The Amiens project led to the founding, in 1995, of the Visual Media Center, which has since developed dozens of Web sites and a database of more than 20,000 images (and growing). These range from analyses of the Parthenon frieze and Picasso’s Les Demoiselles D’Avignon to virtual tours of the Amheida excavation in Egypt; the Alhambra palace complex outside Granada, Spain; and Frank Lloyd Wright’s Fallingwater house in Bear Run, Penn.

Other projects include several films and an interactive ground plan of the endangered Cathedral of St.

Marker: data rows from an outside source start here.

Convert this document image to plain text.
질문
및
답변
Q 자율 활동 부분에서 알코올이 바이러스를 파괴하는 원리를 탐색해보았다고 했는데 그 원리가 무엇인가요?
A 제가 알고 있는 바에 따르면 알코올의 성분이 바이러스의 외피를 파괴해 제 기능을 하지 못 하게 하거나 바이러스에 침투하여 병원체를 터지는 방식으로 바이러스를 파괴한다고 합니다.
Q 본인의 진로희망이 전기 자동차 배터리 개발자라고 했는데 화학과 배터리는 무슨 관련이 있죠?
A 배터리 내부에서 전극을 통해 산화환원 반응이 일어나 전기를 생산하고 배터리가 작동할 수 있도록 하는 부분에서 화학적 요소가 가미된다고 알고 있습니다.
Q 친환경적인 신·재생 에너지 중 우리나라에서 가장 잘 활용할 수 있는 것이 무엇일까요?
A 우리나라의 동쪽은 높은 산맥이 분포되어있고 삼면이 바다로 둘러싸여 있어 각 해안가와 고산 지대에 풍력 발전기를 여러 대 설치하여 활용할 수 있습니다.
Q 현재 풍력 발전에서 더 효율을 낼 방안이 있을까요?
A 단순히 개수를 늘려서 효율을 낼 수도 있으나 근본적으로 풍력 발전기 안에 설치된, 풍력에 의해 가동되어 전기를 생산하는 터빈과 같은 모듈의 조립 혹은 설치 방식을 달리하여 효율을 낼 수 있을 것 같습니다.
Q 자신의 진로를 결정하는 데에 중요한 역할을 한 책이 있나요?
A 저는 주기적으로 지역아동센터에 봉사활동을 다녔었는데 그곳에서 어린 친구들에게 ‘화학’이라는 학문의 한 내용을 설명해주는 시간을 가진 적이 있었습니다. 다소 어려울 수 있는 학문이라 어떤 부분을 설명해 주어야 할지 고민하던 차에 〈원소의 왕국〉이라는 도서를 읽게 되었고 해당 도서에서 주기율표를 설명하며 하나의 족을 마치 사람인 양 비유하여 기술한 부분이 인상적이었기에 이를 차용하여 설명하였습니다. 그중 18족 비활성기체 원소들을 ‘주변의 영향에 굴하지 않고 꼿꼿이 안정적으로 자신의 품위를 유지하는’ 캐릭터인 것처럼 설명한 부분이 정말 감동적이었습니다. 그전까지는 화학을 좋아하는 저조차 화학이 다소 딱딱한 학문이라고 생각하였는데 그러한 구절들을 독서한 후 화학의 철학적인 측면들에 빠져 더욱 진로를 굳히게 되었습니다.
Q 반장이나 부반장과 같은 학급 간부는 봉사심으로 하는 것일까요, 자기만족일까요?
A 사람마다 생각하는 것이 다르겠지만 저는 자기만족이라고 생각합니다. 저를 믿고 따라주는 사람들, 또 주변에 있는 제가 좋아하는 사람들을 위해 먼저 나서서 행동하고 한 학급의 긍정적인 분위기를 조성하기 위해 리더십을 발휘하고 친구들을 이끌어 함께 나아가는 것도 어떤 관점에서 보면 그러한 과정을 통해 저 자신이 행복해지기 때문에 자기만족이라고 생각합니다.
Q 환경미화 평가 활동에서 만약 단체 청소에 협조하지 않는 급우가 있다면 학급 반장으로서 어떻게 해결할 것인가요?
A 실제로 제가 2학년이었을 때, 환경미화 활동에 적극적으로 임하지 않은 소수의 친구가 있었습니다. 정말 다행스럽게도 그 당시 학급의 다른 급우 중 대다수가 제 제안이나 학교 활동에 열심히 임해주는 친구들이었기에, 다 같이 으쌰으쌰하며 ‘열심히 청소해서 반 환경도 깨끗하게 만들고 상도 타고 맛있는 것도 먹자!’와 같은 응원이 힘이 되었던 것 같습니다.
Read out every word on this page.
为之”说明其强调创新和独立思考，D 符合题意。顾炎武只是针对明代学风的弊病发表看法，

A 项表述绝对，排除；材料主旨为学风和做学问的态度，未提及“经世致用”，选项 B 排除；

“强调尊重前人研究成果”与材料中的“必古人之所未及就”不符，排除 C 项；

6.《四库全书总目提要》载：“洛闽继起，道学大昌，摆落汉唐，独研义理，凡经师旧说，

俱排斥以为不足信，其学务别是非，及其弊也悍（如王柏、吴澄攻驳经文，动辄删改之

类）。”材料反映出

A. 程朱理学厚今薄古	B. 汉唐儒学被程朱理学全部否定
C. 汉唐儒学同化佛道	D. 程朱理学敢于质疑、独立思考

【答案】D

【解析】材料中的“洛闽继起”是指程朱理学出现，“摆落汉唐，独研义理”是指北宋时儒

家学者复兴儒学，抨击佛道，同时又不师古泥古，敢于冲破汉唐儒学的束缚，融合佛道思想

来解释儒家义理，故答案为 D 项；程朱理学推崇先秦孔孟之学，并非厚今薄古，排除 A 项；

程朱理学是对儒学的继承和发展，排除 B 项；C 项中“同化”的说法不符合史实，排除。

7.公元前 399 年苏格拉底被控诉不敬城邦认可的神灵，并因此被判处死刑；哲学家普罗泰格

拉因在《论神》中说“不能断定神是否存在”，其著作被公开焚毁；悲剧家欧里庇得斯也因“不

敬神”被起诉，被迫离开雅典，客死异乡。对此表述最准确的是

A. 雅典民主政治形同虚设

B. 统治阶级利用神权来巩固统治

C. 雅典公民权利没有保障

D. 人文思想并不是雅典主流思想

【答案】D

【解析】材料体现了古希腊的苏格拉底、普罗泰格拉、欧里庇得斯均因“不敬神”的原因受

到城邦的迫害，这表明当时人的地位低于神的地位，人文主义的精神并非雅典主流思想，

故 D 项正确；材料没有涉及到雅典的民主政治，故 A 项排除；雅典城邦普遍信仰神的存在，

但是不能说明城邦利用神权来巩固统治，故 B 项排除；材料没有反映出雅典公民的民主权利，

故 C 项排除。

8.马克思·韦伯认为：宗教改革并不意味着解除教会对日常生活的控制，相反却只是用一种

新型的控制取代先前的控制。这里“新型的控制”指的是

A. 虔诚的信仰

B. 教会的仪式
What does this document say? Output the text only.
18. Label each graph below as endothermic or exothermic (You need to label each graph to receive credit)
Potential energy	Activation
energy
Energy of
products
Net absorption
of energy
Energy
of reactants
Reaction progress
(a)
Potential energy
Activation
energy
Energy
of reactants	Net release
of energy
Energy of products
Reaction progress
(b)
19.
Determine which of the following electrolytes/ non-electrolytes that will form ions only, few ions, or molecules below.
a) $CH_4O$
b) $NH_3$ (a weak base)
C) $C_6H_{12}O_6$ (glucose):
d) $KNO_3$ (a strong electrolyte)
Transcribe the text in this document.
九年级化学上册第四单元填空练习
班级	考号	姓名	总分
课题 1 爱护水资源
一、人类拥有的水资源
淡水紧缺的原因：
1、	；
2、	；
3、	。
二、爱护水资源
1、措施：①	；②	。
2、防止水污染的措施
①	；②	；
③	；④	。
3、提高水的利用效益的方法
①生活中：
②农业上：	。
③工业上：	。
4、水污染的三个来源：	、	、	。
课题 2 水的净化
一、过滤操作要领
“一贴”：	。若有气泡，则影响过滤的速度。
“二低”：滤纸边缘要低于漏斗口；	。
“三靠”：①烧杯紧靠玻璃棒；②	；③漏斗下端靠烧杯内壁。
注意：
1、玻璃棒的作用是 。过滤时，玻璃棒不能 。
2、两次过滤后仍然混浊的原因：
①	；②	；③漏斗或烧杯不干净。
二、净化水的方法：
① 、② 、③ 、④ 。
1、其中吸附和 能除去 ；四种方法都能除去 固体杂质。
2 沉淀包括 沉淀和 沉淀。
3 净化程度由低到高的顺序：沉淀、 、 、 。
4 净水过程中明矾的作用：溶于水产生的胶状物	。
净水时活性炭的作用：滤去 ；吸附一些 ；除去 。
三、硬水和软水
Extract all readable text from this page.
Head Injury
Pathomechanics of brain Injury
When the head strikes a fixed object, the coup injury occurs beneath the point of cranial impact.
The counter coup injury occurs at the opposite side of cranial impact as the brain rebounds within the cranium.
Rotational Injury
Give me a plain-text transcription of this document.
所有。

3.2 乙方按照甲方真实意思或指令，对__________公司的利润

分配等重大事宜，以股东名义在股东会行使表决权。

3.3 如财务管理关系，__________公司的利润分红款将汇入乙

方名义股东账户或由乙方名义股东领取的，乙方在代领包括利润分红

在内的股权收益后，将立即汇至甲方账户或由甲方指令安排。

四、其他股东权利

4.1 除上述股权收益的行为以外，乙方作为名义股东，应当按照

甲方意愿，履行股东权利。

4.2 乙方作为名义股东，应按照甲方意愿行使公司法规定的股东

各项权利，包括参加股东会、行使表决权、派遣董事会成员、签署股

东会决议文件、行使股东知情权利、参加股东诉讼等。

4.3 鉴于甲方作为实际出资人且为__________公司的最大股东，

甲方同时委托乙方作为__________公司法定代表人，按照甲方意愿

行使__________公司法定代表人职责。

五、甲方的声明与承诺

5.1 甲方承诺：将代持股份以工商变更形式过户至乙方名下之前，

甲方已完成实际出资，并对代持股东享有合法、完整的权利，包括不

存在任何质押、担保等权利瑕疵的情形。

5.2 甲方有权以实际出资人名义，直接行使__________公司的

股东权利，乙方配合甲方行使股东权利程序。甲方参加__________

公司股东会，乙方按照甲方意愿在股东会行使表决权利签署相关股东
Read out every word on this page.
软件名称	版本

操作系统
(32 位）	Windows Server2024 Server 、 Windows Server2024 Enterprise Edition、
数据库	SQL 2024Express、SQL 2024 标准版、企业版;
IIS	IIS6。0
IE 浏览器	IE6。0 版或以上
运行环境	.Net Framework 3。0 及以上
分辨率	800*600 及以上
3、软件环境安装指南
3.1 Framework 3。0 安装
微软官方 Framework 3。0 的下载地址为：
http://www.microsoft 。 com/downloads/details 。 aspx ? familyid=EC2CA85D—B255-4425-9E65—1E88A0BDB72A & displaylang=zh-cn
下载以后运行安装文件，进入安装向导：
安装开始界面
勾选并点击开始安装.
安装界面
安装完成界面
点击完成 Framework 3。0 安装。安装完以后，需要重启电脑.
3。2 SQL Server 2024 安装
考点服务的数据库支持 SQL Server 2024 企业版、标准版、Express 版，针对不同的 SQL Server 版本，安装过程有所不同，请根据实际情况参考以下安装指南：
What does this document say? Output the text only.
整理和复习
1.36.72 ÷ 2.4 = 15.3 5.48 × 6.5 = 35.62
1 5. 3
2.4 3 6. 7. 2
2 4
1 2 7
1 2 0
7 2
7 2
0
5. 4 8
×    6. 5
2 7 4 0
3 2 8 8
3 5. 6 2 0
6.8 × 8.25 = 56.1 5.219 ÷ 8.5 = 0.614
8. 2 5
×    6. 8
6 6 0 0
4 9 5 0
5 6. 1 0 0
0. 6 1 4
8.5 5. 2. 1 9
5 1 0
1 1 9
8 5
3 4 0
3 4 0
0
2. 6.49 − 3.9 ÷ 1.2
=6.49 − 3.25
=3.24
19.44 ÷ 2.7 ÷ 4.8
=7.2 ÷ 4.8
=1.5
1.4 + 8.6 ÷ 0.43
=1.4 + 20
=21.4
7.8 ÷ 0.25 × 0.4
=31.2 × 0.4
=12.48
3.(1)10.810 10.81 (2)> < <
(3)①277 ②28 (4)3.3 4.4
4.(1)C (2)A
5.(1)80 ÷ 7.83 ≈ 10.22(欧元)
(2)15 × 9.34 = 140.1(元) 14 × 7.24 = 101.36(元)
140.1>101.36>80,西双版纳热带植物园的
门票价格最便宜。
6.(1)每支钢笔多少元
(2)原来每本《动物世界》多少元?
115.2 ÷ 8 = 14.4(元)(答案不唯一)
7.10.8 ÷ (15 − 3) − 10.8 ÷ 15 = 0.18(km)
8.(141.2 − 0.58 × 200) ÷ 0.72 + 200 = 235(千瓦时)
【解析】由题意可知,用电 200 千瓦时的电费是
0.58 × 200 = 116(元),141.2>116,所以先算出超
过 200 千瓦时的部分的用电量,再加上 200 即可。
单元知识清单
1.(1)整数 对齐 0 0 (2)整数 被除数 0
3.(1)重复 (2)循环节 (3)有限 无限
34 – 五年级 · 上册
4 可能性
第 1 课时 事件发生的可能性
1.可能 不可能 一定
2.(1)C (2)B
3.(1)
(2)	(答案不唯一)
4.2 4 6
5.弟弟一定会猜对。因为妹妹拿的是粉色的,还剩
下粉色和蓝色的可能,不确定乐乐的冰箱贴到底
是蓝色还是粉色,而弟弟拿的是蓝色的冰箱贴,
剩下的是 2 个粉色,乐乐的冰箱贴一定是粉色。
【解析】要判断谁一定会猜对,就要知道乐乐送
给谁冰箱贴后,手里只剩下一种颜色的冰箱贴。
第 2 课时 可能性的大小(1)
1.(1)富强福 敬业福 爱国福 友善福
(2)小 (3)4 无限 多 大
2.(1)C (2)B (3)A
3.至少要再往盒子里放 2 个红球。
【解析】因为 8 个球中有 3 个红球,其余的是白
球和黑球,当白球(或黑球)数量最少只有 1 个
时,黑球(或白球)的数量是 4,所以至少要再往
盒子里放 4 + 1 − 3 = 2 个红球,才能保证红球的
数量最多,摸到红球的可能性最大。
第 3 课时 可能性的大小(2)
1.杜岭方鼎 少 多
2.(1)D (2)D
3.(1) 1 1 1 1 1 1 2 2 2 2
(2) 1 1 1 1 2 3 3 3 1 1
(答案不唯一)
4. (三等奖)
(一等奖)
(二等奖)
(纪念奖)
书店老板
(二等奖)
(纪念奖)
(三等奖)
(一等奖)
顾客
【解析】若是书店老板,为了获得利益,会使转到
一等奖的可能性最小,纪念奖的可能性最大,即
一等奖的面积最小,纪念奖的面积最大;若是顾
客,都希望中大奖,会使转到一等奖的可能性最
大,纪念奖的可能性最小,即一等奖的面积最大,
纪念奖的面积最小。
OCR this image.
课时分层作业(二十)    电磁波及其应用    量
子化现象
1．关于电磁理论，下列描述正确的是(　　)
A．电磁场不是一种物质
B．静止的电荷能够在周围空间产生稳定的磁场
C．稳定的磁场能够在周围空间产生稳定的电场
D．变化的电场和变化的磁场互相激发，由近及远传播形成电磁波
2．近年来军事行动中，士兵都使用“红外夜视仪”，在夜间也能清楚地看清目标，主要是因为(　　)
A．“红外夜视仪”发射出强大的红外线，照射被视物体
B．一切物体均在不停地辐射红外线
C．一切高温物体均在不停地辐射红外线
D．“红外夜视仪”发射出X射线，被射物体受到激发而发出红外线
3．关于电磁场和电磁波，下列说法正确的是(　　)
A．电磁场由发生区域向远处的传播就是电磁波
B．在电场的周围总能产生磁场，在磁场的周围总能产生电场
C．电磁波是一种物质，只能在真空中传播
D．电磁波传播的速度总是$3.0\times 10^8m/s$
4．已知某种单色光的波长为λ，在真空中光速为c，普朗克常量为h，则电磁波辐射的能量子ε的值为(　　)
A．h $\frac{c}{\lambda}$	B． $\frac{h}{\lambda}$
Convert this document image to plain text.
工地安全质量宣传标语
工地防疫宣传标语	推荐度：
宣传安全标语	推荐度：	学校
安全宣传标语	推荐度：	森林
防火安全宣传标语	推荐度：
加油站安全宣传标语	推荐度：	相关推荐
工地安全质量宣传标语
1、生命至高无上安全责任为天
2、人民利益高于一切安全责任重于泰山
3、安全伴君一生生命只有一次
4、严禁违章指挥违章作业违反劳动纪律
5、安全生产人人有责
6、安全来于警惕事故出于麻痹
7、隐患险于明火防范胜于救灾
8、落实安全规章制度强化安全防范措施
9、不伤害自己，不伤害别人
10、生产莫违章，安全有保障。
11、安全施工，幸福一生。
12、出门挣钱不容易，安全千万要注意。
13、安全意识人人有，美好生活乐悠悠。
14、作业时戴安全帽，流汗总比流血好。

Peter at Beauvais, France — once the tallest building in Europe — and the ongoing documentation of some 400 Romanesque churches in the former province of Bourbonnais.

Murray is the author of numerous articles and three books: Building Troyes Cathedral: The Late Gothic Campaigns (1987), Beauvais Cathedral: Architecture of Transcendence (1989) and Notre Dame, Cathedral of Amiens: The Power of Change in Gothic (1996).

He joined the Columbia faculty in 1986, prior to which he taught at Harvard University and Indiana University, where he served as founding director of the School of Fine Arts.

His numerous honors and awards include a 1988 Guggenheim Foundation Fellowship, and in 1992 he was appointed by the French Ministry of Culture to the scientific committee charged with overseeing part of the restoration of Amiens.

He now is the Henry Luce Senior Fellow at the National Humanities Center, outside Durham, N.C.

Murray’s lecture is free and open to the public and is sponsored by the Sam Fox Arts Center. His visit is co-sponsored by University Libraries, with additional support from the Friends of the Sam Fox Arts Center.